Krisiano : Maré dit stop à l’alcool

À peine sortie d’une première période de restriction sur l’ensemble du territoire calédonien, l’interdiction de la vente de boissons alcoolisées est de nouveau activée, cette fois de manière ciblée, à l’occasion du week-end du Krisiano. Une décision assumée, encadrée et juridiquement solide, prise par le maire pour éviter tout dérapage dans un contexte festif traditionnellement sensible.
Une décision ferme dans la continuité des restrictions récentes
Il y a à peine quelques jours, la vente d’alcool avait été suspendue du 11 au 17 mai sur l’ensemble du territoire. Une mesure exceptionnelle, levée le lundi 18 mai, mais qui n’aura été qu’un répit de courte durée pour les habitants de Maré. Face aux réalités locales, la commune choisit de ne pas relâcher la vigilance.
Le nouvel arrêté municipal est sans ambiguïté. Il interdit la vente de boissons alcoolisées à emporter sur toute la commune, du vendredi 22 mai 2026 à 12 heures au mardi 26 mai 2026 à 6 heures. Une plage temporelle qui couvre intégralement les festivités du Krisiano, période identifiée comme propice aux rassemblements et donc aux débordements.
Cette décision ne sort pas de nulle part. Elle s’appuie sur un cadre juridique précis, notamment les dispositions du Code des communes de la Nouvelle-Calédonie et les textes relatifs à la lutte contre l’alcoolisme. Le maire exerce ici pleinement ses pouvoirs de police administrative, avec un objectif clair : prévenir plutôt que subir.
Sécurité publique : une priorité assumée sans détour
Derrière cette interdiction, une réalité que personne ne peut ignorer : la consommation excessive d’alcool est régulièrement associée à des troubles à l’ordre public, en particulier lors de grands événements festifs. Violences, rixes, tensions familiales : les conséquences sont connues et documentées.
L’arrêté municipal le souligne clairement. La restriction vise à limiter les rassemblements incontrôlés et à prévenir les violences, notamment intrafamiliales. Une orientation en phase avec les priorités du Conseil provincial de prévention de la délinquance.
Dans ce contexte, la décision de la commune de Maré apparaît comme un choix de responsabilité. Plutôt que de céder à une forme de laxisme, les autorités locales prennent les devants, assumant une ligne de fermeté qui privilégie la protection des habitants.
Il est également important de noter que cette interdiction ne concerne pas les établissements disposant d’une licence adéquate, tels que les hôtels et restaurants. Une nuance qui permet de maintenir une activité économique encadrée, sans pour autant ouvrir la porte à des ventes incontrôlées.
Une gestion locale qui tranche avec les hésitations politiques
Dans un climat souvent marqué par les débats et les divisions, la commune de Maré envoie un signal clair : ici, la sécurité n’est pas négociable. Loin des postures idéologiques ou des discours déconnectés du terrain, la décision municipale s’inscrit dans une logique pragmatique et assumée.
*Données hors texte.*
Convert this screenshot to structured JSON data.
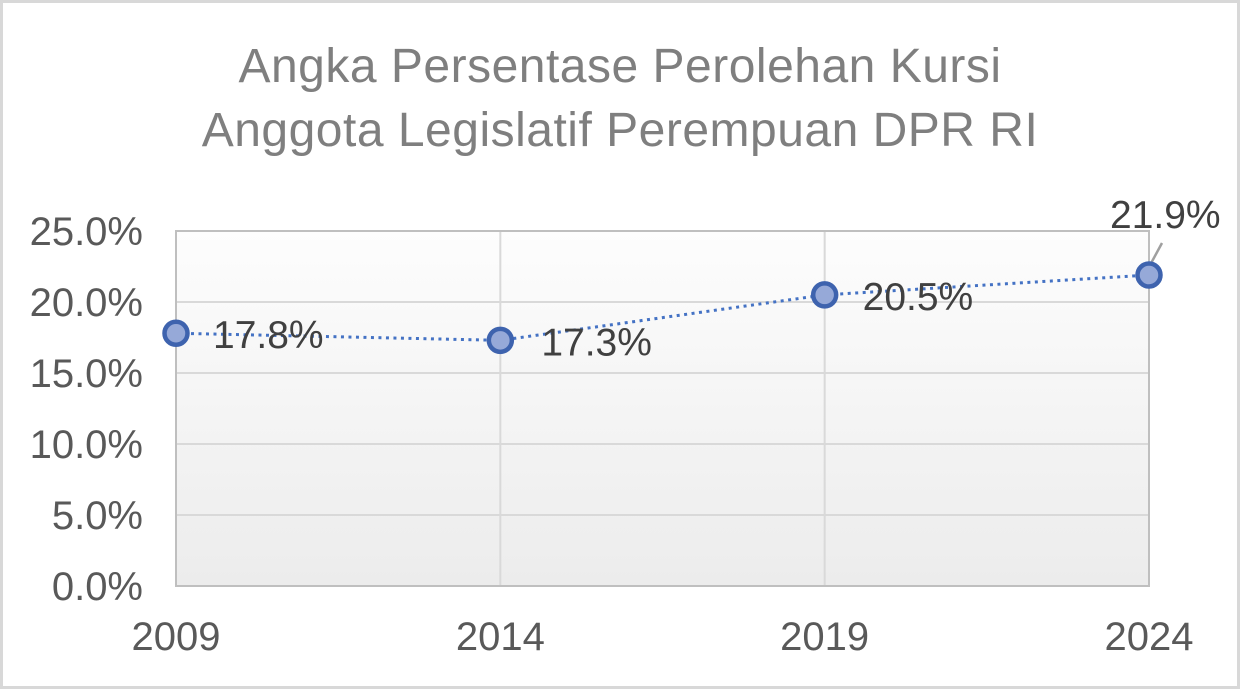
{
  "frame": {
    "border_color": "#d8d8d8",
    "background": "#ffffff"
  },
  "chart_data": {
    "type": "line",
    "title": "Angka Persentase Perolehan Kursi Anggota Legislatif Perempuan DPR RI",
    "title_lines": [
      "Angka Persentase Perolehan Kursi",
      "Anggota Legislatif Perempuan DPR RI"
    ],
    "categories": [
      "2009",
      "2014",
      "2019",
      "2024"
    ],
    "values": [
      17.8,
      17.3,
      20.5,
      21.9
    ],
    "data_labels": [
      "17.8%",
      "17.3%",
      "20.5%",
      "21.9%"
    ],
    "xlabel": "",
    "ylabel": "",
    "y_axis": {
      "min": 0,
      "max": 25,
      "step": 5,
      "tick_labels": [
        "0.0%",
        "5.0%",
        "10.0%",
        "15.0%",
        "20.0%",
        "25.0%"
      ]
    },
    "x_axis": {
      "labels": [
        "2009",
        "2014",
        "2019",
        "2024"
      ]
    },
    "grid": {
      "horizontal": true,
      "vertical": true
    },
    "legend": false,
    "line_style": "dotted",
    "marker": "circle",
    "colors": {
      "line": "#4472c4",
      "marker_fill": "#96a9d8",
      "marker_border": "#3e63ae",
      "gridline": "#d9d9d9",
      "plot_border": "#bfbfbf",
      "plot_bg_top": "#fdfdfd",
      "plot_bg_bottom": "#ececec",
      "title": "#7f7f7f",
      "axis_labels": "#595959",
      "data_labels": "#404040",
      "leader_line": "#a0a0a0"
    }
  }
}
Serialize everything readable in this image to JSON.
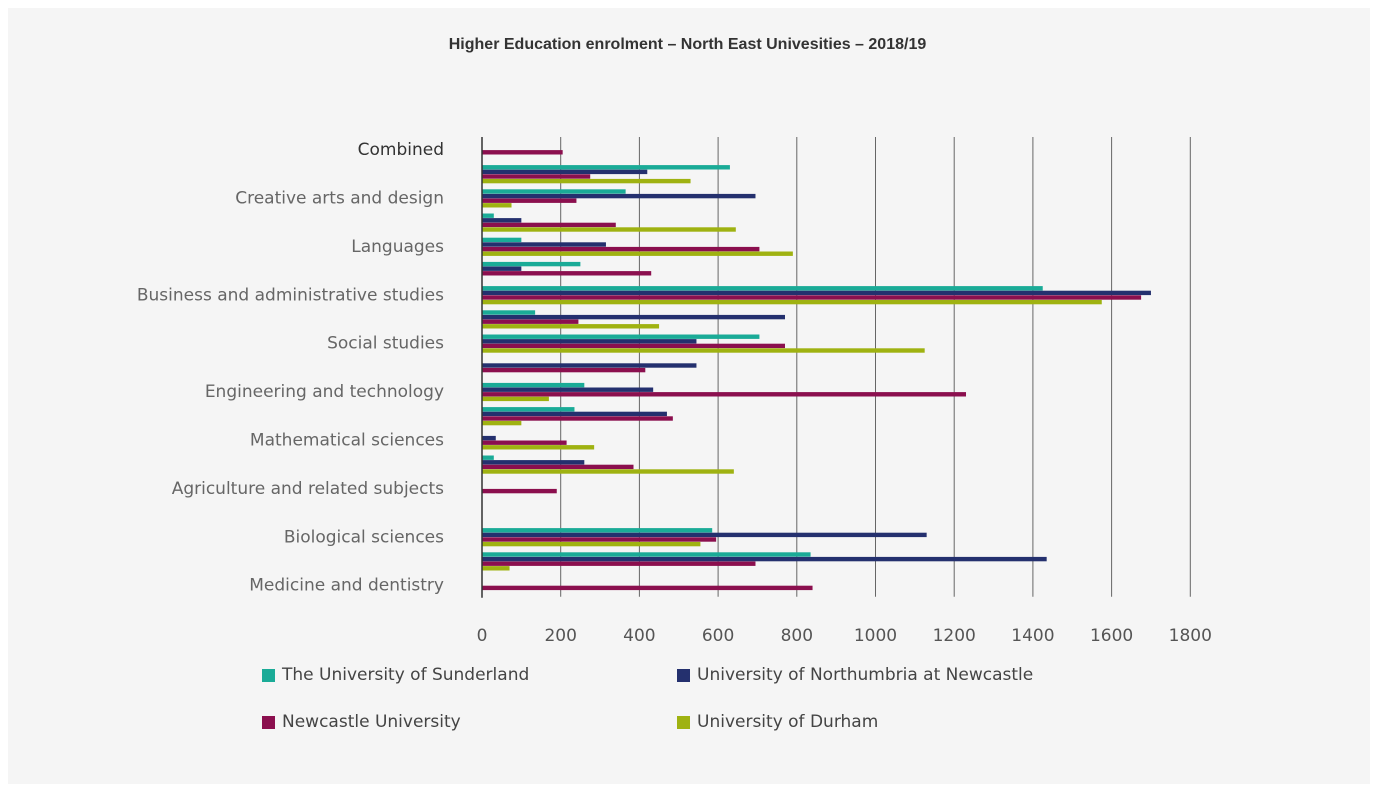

Le message est limpide : protéger la population passe avant toute considération secondaire. Une approche qui contraste avec certaines tendances à minimiser les enjeux liés à l’alcool et à ses dérives.
En agissant ainsi, la commune rappelle aussi le rôle central des maires dans la gestion de l’ordre public. Au plus près du terrain, ils sont souvent les mieux placés pour prendre des décisions adaptées aux réalités locales.
Cette interdiction temporaire, limitée dans le temps et précisément encadrée, illustre une méthode : agir vite, agir fort et surtout agir efficacement. Une stratégie qui pourrait bien servir d’exemple dans d’autres communes confrontées aux mêmes problématiques.
Au-delà du cas de Maré, c’est toute la question de la régulation de l’alcool en période festive qui est posée. Entre liberté individuelle et sécurité collective, le choix fait ici est clair. Et il est assumé.